Photo credit Danny Clinch
Within its breezy confines, the Backyard is a typical Austin open-air venue—a
blue-collar joint where dust clouds circle endlessly, canned beer is cheap and
strangers trade knowing glances. The vibe is not unlike that of a scaled-down
Telluride Bluegrass Festival, only with stifling Texas heat and folding chairs. The utopian
buzzkill: it’s entirely delimited by a shopping mall.
Talk about clashing cultures. Segregated
parking—concertgoers were forced to drive through numerous traffic snafus and
into a no-man’s land lot behind the chain stores—delayed Norah Jones’ entrance by nearly half an hour. “They don’t let you
park at the mall?” Jones asked later. “All that concrete—what the hell?” The
comment released some tension in the restless crowd. Jones then brightened the
mood with an elegant, sensual reading of Townes Van Zandt’s signature “For the
Sake of the Song.” It proved the ideal remedy to charm a twitchy bunch of Austin music lovers.
The evening was a welcome return for the Texas-raised singer
and Jones nearly filled the 5,000-capacity Backyard with an equal split of
soccer moms, business-casual yuppies and college-aged free spirits.
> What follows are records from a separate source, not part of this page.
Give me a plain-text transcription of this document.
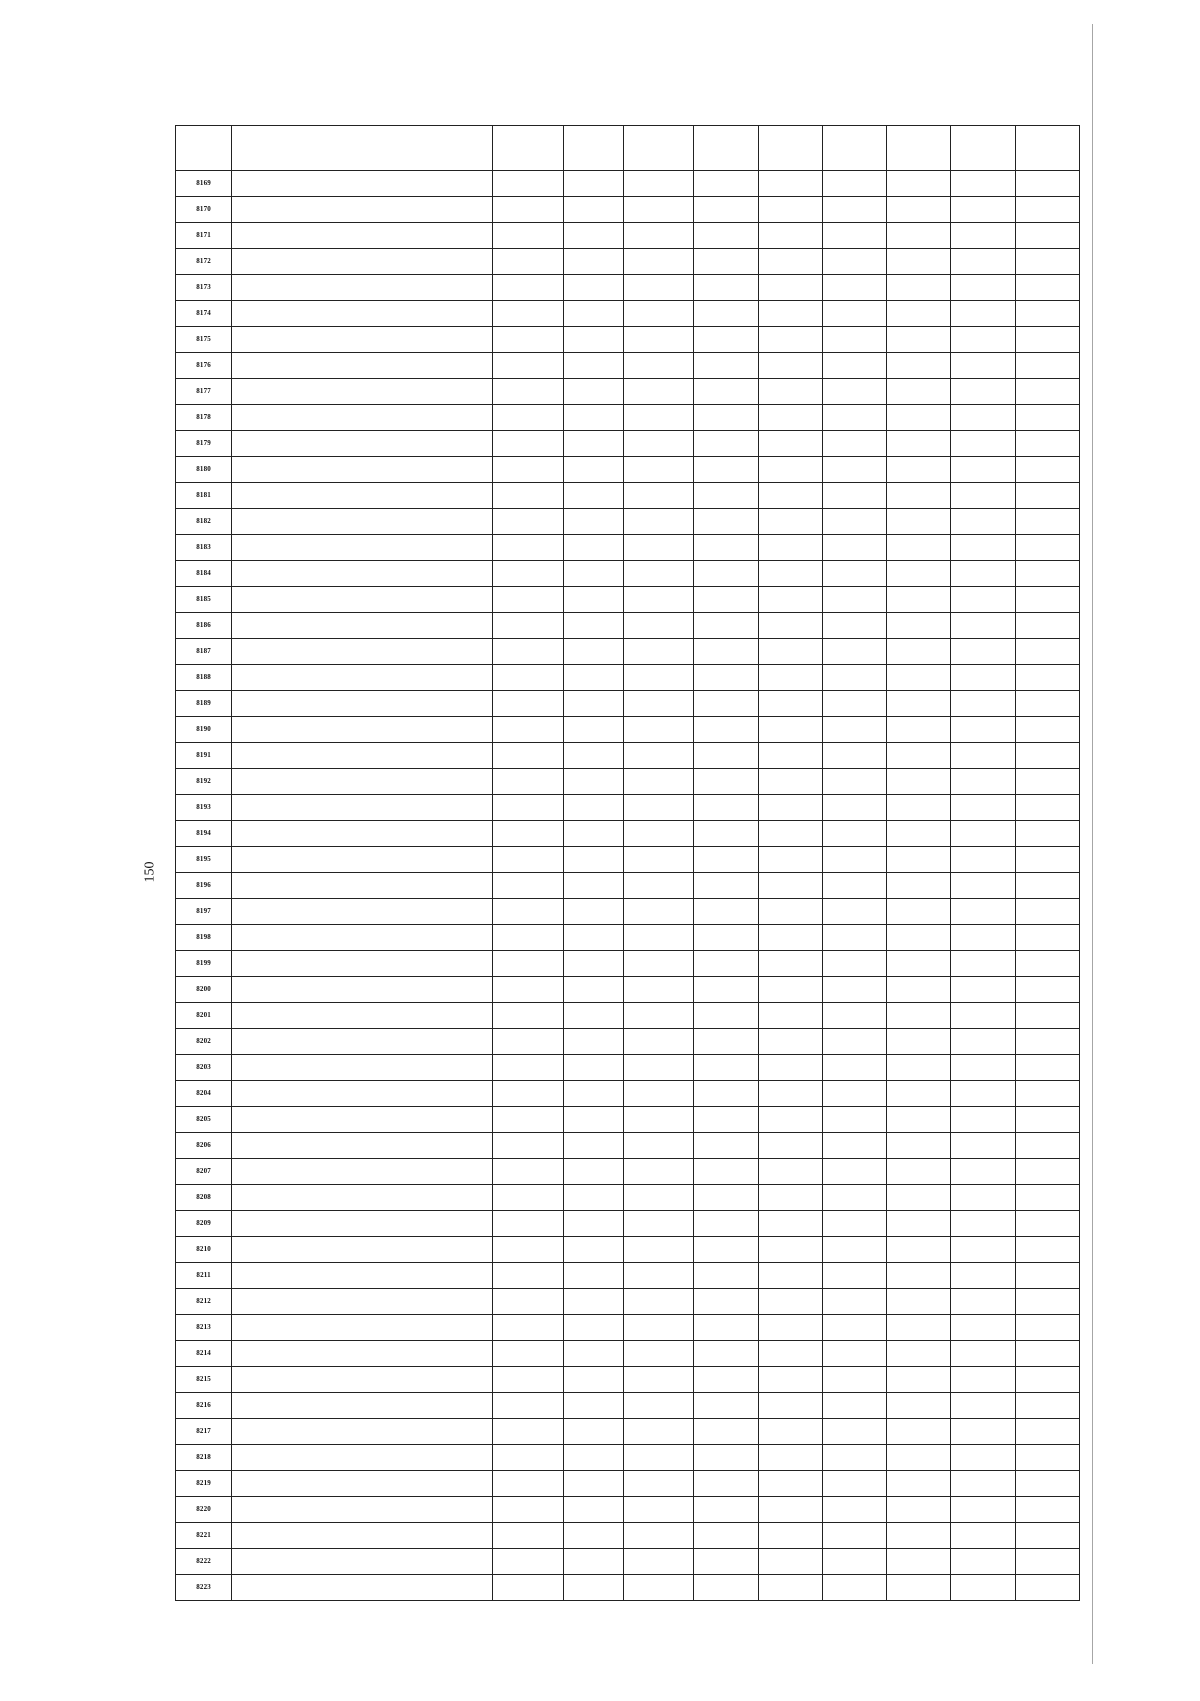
150

8169										
8170										
8171										
8172										
8173										
8174										
8175										
8176										
8177										
8178										
8179										
8180										
8181										
8182										
8183										
8184										
8185										
8186										
8187										
8188										
8189										
8190										
8191										
8192										
8193										
8194										
8195										
8196										
8197										
8198										
8199										
8200										
8201										
8202										
8203										
8204										
8205										
8206										
8207										
8208										
8209										
8210										
8211										
8212										
8213										
8214										
8215										
8216										
8217										
8218										
8219										
8220										
8221										
8222										
8223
Many
shouted praise often and indiscriminately. “Did I just hear someone yell, ‘You
so fine?’” a clearly amused Jones asked between spot-on readings of her new
single “Thinking About You” and a gloriously swampy turn on the Hank Williams
classic “Cold, Cold Heart.” “I think it was a girl, too.”
Quips like that made the show. There’s little question that
Jones and her Handsome Band are boundlessly skilled, but at times they’re
rehearsed to a fault. “Sunrise,”
“What Am I to You” and the opener “Come Away With Me” (with Jones on electric
guitar) were as rigid as plate glass. But Jones’ few ad-libbed moments helped
loosen the flow of her better-known songs. The newer ones, though, didn’t need
much assistance, and in particular, the Vaudevillian “My Dear Country”
resonated. Its message—“Nothing is scarier than election day”—instantly won over
this progressive pocket of Bush Country.